After high school, I ended up playing organized slow pitch softball for twenty years.  I was pretty decent and I was fortunate to play on some really good teams.  Still, I never played little league baseball or high school baseball.   If I really have one regret in life, it's that I never played organized baseball when I was young.

Even before I met my wife of seventeen years, Michelle, I told myself that if I ever had kids and they wanted to play baseball, I would do everything in my power and I mean, EVERYTHING, to help with that.  So when Matthew came to me that day asking me to pitch to him, it was like true illumination to me.

And five and half plus years later, here I am, the co-head coach of his fall Minors baseball team.  Matt hits second for us, is one of our three pitchers and can play anywhere in the field.  He loves the game and works at it everyday.  I am proud to say he was a Coach Pitch League All Star in the Spring and started at third base in our district tournament (and I was proud to be one of the assistant coaches).

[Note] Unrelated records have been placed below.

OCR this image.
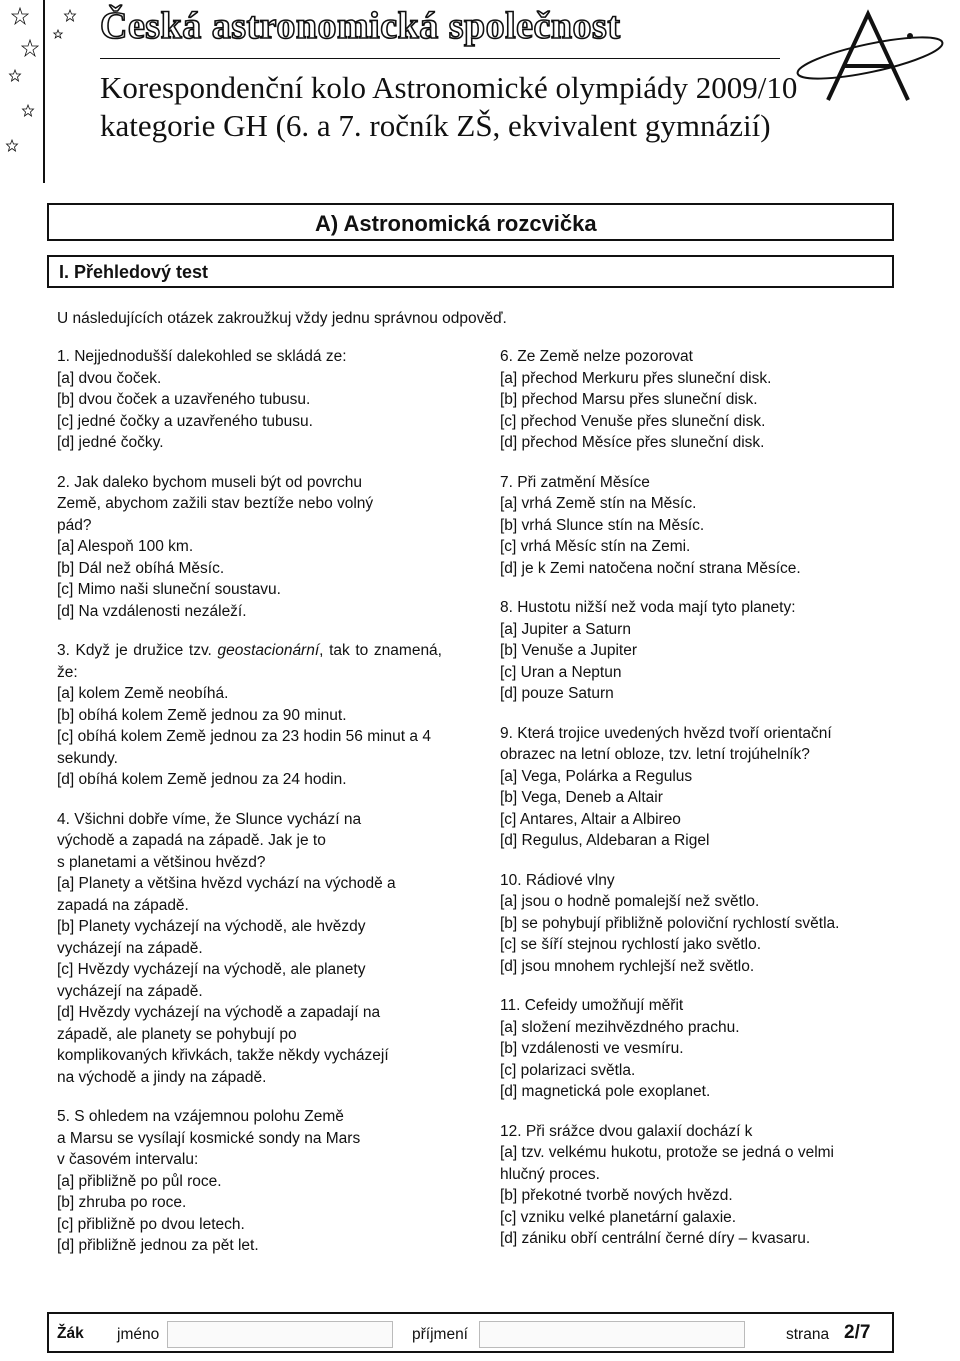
Česká astronomická společnost
Korespondenční kolo Astronomické olympiády 2009/10
kategorie GH (6. a 7. ročník ZŠ, ekvivalent gymnázií)
A) Astronomická rozcvička
I. Přehledový test
U následujících otázek zakroužkuj vždy jednu správnou odpověď.
1. Nejjednodušší dalekohled se skládá ze:
[a] dvou čoček.
[b] dvou čoček a uzavřeného tubusu.
[c] jedné čočky a uzavřeného tubusu.
[d] jedné čočky.
2. Jak daleko bychom museli být od povrchu
Země, abychom zažili stav beztíže nebo volný
pád?
[a] Alespoň 100 km.
[b] Dál než obíhá Měsíc.
[c] Mimo naši sluneční soustavu.
[d] Na vzdálenosti nezáleží.
3. Když je družice tzv. geostacionární, tak to znamená, že:
[a] kolem Země neobíhá.
[b] obíhá kolem Země jednou za 90 minut.
[c] obíhá kolem Země jednou za 23 hodin 56 minut a 4 sekundy.
[d] obíhá kolem Země jednou za 24 hodin.
4. Všichni dobře víme, že Slunce vychází na
východě a zapadá na západě. Jak je to
s planetami a většinou hvězd?
[a] Planety a většina hvězd vychází na východě a
zapadá na západě.
[b] Planety vycházejí na východě, ale hvězdy
vycházejí na západě.
[c] Hvězdy vycházejí na východě, ale planety
vycházejí na západě.
[d] Hvězdy vycházejí na východě a zapadají na
západě, ale planety se pohybují po
komplikovaných křivkách, takže někdy vycházejí
na východě a jindy na západě.
5. S ohledem na vzájemnou polohu Země
a Marsu se vysílají kosmické sondy na Mars
v časovém intervalu:
[a] přibližně po půl roce.
[b] zhruba po roce.
[c] přibližně po dvou letech.
[d] přibližně jednou za pět let.
6. Ze Země nelze pozorovat
[a] přechod Merkuru přes sluneční disk.
[b] přechod Marsu přes sluneční disk.
[c] přechod Venuše přes sluneční disk.
[d] přechod Měsíce přes sluneční disk.
7. Při zatmění Měsíce
[a] vrhá Země stín na Měsíc.
[b] vrhá Slunce stín na Měsíc.
[c] vrhá Měsíc stín na Zemi.
[d] je k Zemi natočena noční strana Měsíce.
8. Hustotu nižší než voda mají tyto planety:
[a] Jupiter a Saturn
[b] Venuše a Jupiter
[c] Uran a Neptun
[d] pouze Saturn
9. Která trojice uvedených hvězd tvoří orientační
obrazec na letní obloze, tzv. letní trojúhelník?
[a] Vega, Polárka a Regulus
[b] Vega, Deneb a Altair
[c] Antares, Altair a Albireo
[d] Regulus, Aldebaran a Rigel
10. Rádiové vlny
[a] jsou o hodně pomalejší než světlo.
[b] se pohybují přibližně poloviční rychlostí světla.
[c] se šíří stejnou rychlostí jako světlo.
[d] jsou mnohem rychlejší než světlo.
11. Cefeidy umožňují měřit
[a] složení mezihvězdného prachu.
[b] vzdálenosti ve vesmíru.
[c] polarizaci světla.
[d] magnetická pole exoplanet.
12. Při srážce dvou galaxií dochází k
[a] tzv. velkému hukotu, protože se jedná o velmi
hlučný proces.
[b] překotné tvorbě nových hvězd.
[c] vzniku velké planetární galaxie.
[d] zániku obří centrální černé díry – kvasaru.
Žák jméno	příjmení	strana 2/7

My younger son, Jonathan, is on my tee ball team.  He's not like Matthew and would rather play Angry Birds than baseball.  Jonathan doesn't practice baseball when he's not playing an actual game, but he's pretty good when he plays.  Maybe the baseball light bulb will turn on for him someday, but that's okay if it doesn't for him.  Still love him as much as Matthew.

So Matthew got his ten months of baseball.  His dad coaches both his sons in baseball.  And neither of us could be any happier.

So what does that mean for The College Hardwood?

Fear not my college basketball loving friends.  The blog is alive and well, as you can see by this post.  This is the start of our basketball season on the blog.  I will still be covering a lot of games between mid-November and February. Once again, I have University of South Carolina season tickets.  Our live first game coverage will be November 9 when South Carolina hosts season opener sacrificial lamb Longwood.

But it's not just USC basketball I will be covering. My trip to New York around Christmas time will allow me to cover some good New York local basketball (see you soon, Hofstra and Stony Brook friends).  You can count on short road trips to Davidson, Charlotte, Wofford and Winthrop.   Plus, I have already got NCAA second and third round tickets for the regional at Raleigh.  If you remember the last regional in Raleigh in 2008, we were witness to the Stephen Curry show against Gonzaga and Georgetown.

However, once February comes, there won't be as much live basketball coverage from me as their used to be here. Certainly not fifty nine games of Division I coverage like the 2011-12 season.  But as I did once say nearly three years ago, that my commitments come before this basketball blog.  However, I do have a plan up my sleeve to increase the coverage here but I am not yet at liberty to say. :-)

Rest assured, college basketball is still a great love of mine and as for long as I can keep the site up, The College Hardwood is still a place college basketball fans can call home.